The Company and its directors, executive officers, and certain other members of its management and employees may be deemed to be participants in the solicitation of proxies from its stockholders in connection with the proposed merger, information regarding the interests of such directors and executive officers was included in the Company's [Form 10-KSB for the fiscal year ended September 30, 2006], and information concerning all of the Company's participants in the solicitation will be included in the proxy statement relating to the proposed merger when it becomes available. Each of these documents is, or will be, available free of charge at the Securities and Exchange Commission's web site at www.sec.gov and from the Company by directing such request to, if by mail, Analytical Surveys, Inc., Attn: Investor Relations, 8610 North New Braunfels, Suite 205, San Antonio, Texas 78217, (210) 657-1500.

 
Item 9.01.    Financial Statements and Exhibits 
  
(c) Exhibits

2.1 Agreement and Plan of Merger dated March 22, 2007, by and among Analytical Surveys, Inc, ANLT Acquisition Sub, Ecowood, Inc, and the Shareholders of Ecowood, Inc., as amended.
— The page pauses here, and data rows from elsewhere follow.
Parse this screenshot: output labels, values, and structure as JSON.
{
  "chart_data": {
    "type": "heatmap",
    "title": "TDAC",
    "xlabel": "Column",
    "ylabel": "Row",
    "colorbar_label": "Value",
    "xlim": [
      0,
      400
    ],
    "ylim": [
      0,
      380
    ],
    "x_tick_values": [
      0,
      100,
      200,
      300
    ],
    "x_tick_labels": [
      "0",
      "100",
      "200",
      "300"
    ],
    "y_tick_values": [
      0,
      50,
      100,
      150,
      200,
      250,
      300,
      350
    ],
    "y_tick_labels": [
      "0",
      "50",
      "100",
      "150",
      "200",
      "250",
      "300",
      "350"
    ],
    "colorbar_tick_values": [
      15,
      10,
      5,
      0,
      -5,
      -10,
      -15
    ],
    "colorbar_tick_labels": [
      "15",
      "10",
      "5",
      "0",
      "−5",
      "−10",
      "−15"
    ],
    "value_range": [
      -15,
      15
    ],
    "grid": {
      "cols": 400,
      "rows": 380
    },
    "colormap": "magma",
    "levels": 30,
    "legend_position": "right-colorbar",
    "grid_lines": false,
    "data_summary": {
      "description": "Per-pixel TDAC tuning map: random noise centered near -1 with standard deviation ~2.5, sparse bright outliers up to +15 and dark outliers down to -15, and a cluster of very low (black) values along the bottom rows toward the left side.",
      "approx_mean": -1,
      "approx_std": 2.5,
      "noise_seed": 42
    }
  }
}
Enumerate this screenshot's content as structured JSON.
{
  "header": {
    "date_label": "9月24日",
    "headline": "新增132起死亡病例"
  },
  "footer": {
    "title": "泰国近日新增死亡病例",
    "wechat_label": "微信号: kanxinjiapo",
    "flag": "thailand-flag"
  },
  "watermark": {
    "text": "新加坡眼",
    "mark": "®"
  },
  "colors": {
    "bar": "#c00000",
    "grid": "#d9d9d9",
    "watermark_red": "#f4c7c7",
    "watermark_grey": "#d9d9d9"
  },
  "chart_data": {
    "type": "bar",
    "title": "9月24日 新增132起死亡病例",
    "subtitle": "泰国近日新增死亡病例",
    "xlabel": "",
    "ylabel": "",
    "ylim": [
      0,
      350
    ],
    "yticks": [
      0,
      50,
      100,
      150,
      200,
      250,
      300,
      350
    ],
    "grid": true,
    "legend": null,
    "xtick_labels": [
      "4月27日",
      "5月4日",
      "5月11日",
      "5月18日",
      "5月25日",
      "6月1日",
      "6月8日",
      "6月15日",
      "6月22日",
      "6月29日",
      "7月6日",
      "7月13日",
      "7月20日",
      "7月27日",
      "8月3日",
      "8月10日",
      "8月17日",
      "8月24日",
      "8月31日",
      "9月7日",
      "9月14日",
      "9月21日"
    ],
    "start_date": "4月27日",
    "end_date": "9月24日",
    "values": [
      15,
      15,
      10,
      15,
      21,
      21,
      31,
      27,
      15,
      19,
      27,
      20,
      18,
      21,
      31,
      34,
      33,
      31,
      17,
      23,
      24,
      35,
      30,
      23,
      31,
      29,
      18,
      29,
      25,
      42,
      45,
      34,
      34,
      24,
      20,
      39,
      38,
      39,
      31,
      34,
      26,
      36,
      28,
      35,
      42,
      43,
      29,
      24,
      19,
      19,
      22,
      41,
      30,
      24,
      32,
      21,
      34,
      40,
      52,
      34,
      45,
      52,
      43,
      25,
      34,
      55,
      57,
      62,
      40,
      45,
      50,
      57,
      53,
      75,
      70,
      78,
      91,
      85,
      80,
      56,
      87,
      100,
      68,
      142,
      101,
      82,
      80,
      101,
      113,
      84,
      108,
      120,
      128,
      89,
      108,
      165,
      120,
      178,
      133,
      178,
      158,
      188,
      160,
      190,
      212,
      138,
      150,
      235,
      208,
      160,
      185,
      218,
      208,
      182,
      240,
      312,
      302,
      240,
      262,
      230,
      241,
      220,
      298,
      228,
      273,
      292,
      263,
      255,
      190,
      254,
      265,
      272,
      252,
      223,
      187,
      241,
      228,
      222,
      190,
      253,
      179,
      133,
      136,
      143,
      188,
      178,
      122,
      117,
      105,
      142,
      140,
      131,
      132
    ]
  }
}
99.1 Press Release issued by the Company dated March 19, 2007.

 
 

  
Signature(s)
 
Pursuant to the requirements of the Securities Exchange Act of 1934, the registrant has duly caused this report to be signed on its behalf by the undersigned hereunto duly authorized.
 
     
  ANALYTICAL SURVEYS, INC.
 
 
 
 
 
 
Date:  March 22, 2007 By:   /s/  Lori Jones
 
 Lori Jones
  Title CEO
 

  
Exhibit Index
 
Exhibit No. 
  
Description 
EX 2.1 
  
Agreement and Plan of Merger dated March 22, 2007, by and among Analytical Surveys, Inc, ANLT Acquisition Sub, Ecowood, Inc, and the Shareholders of Ecowood, Inc., as amended.